How about movie ticket or concession positions? Some level of medical care (taking statistical data, weighing and measuring the patient, etc.). Eventually, your waiter in an upscale restaurant may be a robot. And on it goes. The list could become almost endless.
Who Pays Who for What?
On an unrelated note (but we will relate them shortly), there is a lot of talk about the idea of a guaranteed income. One of the more obscure presidential candidates (Andrew Yang) is talking this up. It has been tried in various places, with generally mixed but good results.
This is somewhat related to experiments done in developing countries with aid programs. In these cases, they dissolved the aid programs. They took the aid money and program costs, turned it all into a pile of cash. They then gave the cash to previous aid recipients. No questions asked, no strings attached.
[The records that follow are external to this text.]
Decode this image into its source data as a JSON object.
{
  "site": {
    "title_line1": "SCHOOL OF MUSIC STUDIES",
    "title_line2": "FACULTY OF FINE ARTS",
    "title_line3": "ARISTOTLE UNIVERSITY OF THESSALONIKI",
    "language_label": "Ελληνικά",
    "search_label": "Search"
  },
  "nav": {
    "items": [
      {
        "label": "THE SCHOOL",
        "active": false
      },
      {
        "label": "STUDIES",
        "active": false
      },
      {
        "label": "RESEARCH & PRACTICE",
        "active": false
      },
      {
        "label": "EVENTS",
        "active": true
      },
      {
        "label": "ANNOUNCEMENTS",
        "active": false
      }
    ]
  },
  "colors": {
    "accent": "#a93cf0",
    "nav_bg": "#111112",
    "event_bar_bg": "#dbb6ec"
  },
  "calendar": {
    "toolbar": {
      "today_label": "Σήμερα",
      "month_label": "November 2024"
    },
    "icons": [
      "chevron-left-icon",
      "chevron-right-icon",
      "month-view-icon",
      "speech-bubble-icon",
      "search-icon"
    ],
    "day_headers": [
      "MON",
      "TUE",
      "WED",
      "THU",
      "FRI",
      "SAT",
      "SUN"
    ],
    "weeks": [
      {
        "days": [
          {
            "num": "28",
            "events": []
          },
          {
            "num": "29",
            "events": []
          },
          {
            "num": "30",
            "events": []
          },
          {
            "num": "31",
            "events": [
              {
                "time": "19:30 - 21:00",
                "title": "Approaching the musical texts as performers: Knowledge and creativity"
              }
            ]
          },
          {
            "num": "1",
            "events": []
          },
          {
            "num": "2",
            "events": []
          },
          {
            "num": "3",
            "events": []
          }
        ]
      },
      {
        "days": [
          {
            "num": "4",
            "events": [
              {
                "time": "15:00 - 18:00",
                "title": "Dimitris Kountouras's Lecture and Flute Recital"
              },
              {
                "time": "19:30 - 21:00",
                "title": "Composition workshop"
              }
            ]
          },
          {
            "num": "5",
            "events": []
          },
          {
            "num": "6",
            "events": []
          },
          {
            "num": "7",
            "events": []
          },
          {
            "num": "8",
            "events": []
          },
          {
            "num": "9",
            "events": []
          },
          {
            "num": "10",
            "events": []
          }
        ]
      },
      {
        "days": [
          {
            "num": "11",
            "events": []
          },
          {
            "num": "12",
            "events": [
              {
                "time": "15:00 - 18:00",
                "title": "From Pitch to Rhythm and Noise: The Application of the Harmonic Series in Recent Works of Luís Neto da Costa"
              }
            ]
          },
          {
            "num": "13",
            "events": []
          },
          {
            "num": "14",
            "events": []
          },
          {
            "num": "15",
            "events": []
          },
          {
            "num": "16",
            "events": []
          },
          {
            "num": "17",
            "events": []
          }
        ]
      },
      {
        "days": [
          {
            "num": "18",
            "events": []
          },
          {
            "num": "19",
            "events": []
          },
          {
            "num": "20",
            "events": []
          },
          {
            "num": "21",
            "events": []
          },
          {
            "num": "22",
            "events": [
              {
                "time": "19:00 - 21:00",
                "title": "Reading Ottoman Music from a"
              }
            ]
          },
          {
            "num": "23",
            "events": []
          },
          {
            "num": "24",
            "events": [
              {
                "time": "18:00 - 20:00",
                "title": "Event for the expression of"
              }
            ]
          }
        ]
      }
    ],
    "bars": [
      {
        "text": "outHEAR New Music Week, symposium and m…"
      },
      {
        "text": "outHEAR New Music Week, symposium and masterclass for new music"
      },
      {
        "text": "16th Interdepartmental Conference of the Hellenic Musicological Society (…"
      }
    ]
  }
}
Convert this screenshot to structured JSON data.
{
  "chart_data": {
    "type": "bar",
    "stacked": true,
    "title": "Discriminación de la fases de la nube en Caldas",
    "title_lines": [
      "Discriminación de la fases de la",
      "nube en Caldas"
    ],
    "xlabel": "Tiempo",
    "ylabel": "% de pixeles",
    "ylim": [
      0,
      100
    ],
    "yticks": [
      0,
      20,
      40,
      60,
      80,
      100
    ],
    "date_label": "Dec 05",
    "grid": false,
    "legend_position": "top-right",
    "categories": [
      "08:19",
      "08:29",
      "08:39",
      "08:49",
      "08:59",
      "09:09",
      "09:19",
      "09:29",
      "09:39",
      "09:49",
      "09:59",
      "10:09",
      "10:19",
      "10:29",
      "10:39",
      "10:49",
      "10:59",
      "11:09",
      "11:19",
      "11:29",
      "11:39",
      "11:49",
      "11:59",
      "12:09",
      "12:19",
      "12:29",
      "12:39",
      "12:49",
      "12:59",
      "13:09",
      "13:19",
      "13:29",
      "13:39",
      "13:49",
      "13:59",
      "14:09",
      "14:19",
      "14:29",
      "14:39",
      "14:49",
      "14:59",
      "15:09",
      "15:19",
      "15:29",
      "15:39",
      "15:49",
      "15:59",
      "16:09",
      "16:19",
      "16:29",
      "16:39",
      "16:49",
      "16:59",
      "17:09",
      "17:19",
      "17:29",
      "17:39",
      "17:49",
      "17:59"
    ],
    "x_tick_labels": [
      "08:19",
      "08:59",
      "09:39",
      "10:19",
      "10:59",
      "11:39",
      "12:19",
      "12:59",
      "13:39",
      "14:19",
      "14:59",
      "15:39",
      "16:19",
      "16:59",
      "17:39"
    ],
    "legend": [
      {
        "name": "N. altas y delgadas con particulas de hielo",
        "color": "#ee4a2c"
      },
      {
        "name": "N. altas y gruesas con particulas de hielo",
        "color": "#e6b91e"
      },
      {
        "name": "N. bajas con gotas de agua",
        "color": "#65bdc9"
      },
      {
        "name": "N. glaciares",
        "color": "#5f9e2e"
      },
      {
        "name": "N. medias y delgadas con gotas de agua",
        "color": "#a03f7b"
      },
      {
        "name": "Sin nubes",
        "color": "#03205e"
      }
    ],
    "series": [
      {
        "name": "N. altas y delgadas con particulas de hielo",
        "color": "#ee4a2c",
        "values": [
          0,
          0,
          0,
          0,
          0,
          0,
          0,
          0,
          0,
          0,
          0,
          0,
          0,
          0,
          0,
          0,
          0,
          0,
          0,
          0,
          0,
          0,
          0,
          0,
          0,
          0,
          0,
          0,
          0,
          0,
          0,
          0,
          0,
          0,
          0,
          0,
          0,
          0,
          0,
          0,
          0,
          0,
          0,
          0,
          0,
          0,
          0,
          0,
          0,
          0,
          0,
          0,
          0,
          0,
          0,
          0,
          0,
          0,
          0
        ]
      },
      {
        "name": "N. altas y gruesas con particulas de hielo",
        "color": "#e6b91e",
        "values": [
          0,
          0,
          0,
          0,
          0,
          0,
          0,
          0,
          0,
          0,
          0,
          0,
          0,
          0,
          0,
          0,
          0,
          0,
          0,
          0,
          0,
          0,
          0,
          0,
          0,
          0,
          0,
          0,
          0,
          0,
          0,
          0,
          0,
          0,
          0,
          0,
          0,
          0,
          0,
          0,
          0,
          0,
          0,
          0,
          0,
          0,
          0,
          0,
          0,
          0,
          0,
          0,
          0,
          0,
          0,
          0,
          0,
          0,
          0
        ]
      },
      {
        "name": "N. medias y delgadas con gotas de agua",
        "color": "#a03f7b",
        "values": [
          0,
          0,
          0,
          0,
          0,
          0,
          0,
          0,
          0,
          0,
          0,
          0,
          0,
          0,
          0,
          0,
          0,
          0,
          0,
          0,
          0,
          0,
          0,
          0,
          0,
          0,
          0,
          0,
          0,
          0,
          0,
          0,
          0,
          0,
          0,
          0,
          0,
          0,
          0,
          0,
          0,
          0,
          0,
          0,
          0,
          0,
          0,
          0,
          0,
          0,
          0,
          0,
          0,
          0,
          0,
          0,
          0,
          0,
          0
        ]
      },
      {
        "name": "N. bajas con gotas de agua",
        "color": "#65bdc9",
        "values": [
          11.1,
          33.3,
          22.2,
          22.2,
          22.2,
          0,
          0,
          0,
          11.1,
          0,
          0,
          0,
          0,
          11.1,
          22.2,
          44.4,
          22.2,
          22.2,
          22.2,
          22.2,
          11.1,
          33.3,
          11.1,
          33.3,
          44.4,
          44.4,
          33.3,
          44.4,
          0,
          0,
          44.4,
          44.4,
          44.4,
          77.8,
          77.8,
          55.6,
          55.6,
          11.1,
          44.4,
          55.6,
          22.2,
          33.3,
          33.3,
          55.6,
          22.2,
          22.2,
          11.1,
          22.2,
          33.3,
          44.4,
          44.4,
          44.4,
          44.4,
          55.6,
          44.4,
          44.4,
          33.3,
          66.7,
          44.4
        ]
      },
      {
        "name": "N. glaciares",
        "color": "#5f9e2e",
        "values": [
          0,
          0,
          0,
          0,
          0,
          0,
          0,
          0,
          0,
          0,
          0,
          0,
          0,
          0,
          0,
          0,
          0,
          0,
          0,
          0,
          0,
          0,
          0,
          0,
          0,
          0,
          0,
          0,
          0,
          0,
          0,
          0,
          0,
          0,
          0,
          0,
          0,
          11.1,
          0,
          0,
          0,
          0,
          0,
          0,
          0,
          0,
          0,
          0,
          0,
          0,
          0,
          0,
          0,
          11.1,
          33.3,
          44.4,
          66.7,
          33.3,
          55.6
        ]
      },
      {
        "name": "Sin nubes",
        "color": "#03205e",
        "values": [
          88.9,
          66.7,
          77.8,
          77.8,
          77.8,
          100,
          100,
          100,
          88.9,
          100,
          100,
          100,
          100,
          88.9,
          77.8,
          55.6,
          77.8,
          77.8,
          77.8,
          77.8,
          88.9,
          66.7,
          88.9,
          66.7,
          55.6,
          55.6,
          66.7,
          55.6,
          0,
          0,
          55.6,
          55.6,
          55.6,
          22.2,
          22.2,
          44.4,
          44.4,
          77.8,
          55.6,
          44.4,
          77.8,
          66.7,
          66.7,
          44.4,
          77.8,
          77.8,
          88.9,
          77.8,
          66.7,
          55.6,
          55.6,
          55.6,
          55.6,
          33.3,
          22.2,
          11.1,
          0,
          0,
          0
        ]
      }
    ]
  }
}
Up to this point, it is working out. People by and large are using the money to gain economic independence. The return on investment looks good. Combine this with the impressive micro loans model, and you see real game changers.
Here is a Connecting Point
So, how do robot hamburger vendors and guaranteed income relate to each other? I can see the use of robots expanding with remarkable speed, as the technology gets better. At some point, management will want more robots than needed only to address people.
Robots will replace people who want to work. Automation replacing people is nothing new. That is already the largest reason for jobs disappearing now. Jobs are not so often lost to immigrants or companies exporting jobs; they are to technology. It has ever been thus. But this would be on a whole other scale than we see now.
This is on the horizon. We need to think about how to economically and socially address the mixture of people and robots. Maybe we each get a robot who works, and the robot’s “salary” goes to the “owner.” That would only be a partial solution. Robots would appeal to business mostly for lower labor costs.
Can You See the Future?
Some sort of formulation should be possible that touches all the bases. Production costs get lower, quality and reliability get higher. People have enough resources to live. Culture develops to encourage the use of time and resources to enhance life and society.
Maybe I need to go back and watch some old Star Trek episodes for some clues. What do you think? Ready for jobless societies? Ready to have long conversations with someone who runs on lithium batteries? This is all going to be very interesting.